Plane & Pilot
Tuesday, July 23, 2013

Owners’ Analysis: Eclipse, Mustang & Phenom

What better method is there of analyzing the current field of light jets than asking owners?

Feingold isn't new to the joys, rewards and challenges of aviation. He has been flying for some 35 years and made a living as a professional pilot when he was a young man. "Aviation was an exciting occupation, but it didn't take long before I realized it would be difficult to make a decent living as a pilot," Feingold explains. "I worked in a number of capacities, including flight instructing, but eventually, I decided to branch out into other fields."

Today, Feingold is the retired CEO of System Dynamics Incorporated, a turnkey system integrator for precision manufacturing and measurement using laser sensors. The CEO's new job in semi-retirement is enjoying his Eclipse.

Feingold has owned a number of airplanes working up to a jet, a Bonanza and two Cirrus SR22s, a normally aspirated and a turbocharged version, and he says there were several similarities between all of the aircraft. "The common ingredient in all my aircraft has been passion. It was obvious to me that the folks at Cirrus had a great passion for their products, and when you buy a Cirrus, you're buying into that dedication. Similarly, Mason Holland and his team at Eclipse are building an airplane with the same kind of passion."

According to Feingold, the Total Eclipse is a nearly ideal airplane for his purely personal missions. "The airplane provides us with an easy three hours of endurance, so 1,000 miles between pit stops is no problem. We've removed the aft two seats to make more room for luggage," Feingold comments, "and that allows us to carry pretty much anything we wish on our trips."

The CEO reports the Eclipse does almost exactly what the book says it will. "The 500 will get off and up at an easy 2,000 fpm and will manage 40,000 feet in about 40 minutes at our typical weights. I fly in the high 30s most of the time, which provides a good compromise between speed and fuel burn, and that usually yields an easy 350 knots. The pressurization system is ideal for us. At 41,000 feet, the 8.3 psi differential allows a cabin altitude of 8,000 feet. If we're operating down at 30,000, we can practically pressure the cabin to the ground.
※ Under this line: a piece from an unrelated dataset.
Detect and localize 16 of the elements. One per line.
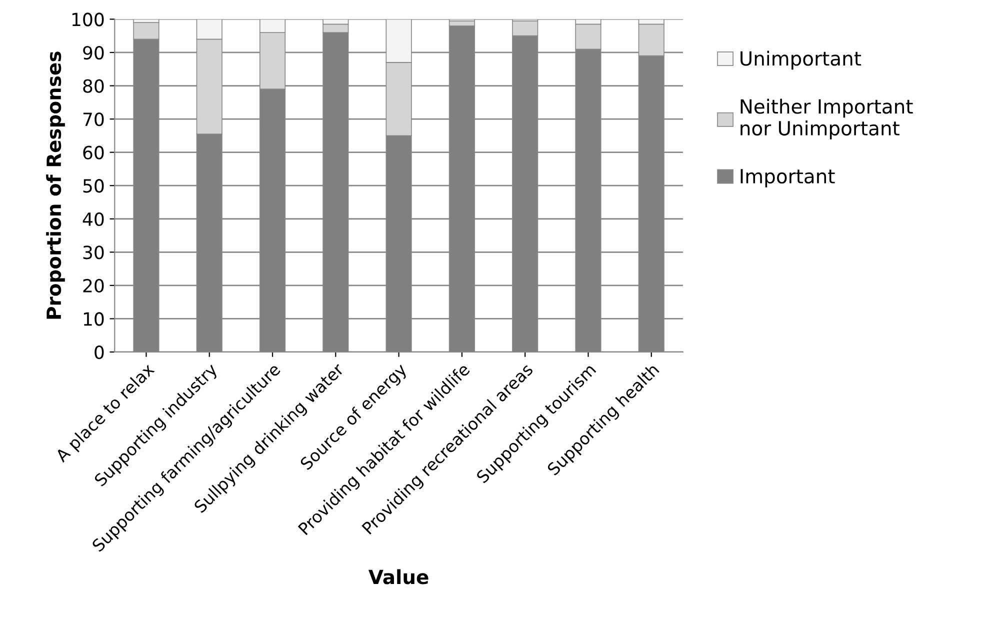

That helps minimize fatigue, so you hardly know you've been flying six miles high."

Feingold, a former vice president of the Cirrus Owners and Pilots Association, feels the Eclipse is the perfect airplane for his missions, though the 500 itself isn't perfect. "The lack of anti-lock brakes can be a little exasperating, but Eclipse is working on that, and we rarely have occasion to fly into short fields, so it's not a major problem for us. I have 140 hours in the 500, and I've never seen any significant handling problems on the ground or in the sky.

"Synthetic Vision would be nice, and that will be available on the 550, but again, it's not a major disadvantage for us.

"Our hope is that Eclipse CEO Mason Holland can make a go of the Eclipse program in this economy," Feingold says. "It will be a challenge, but if anyone can do it, he can. He has passion."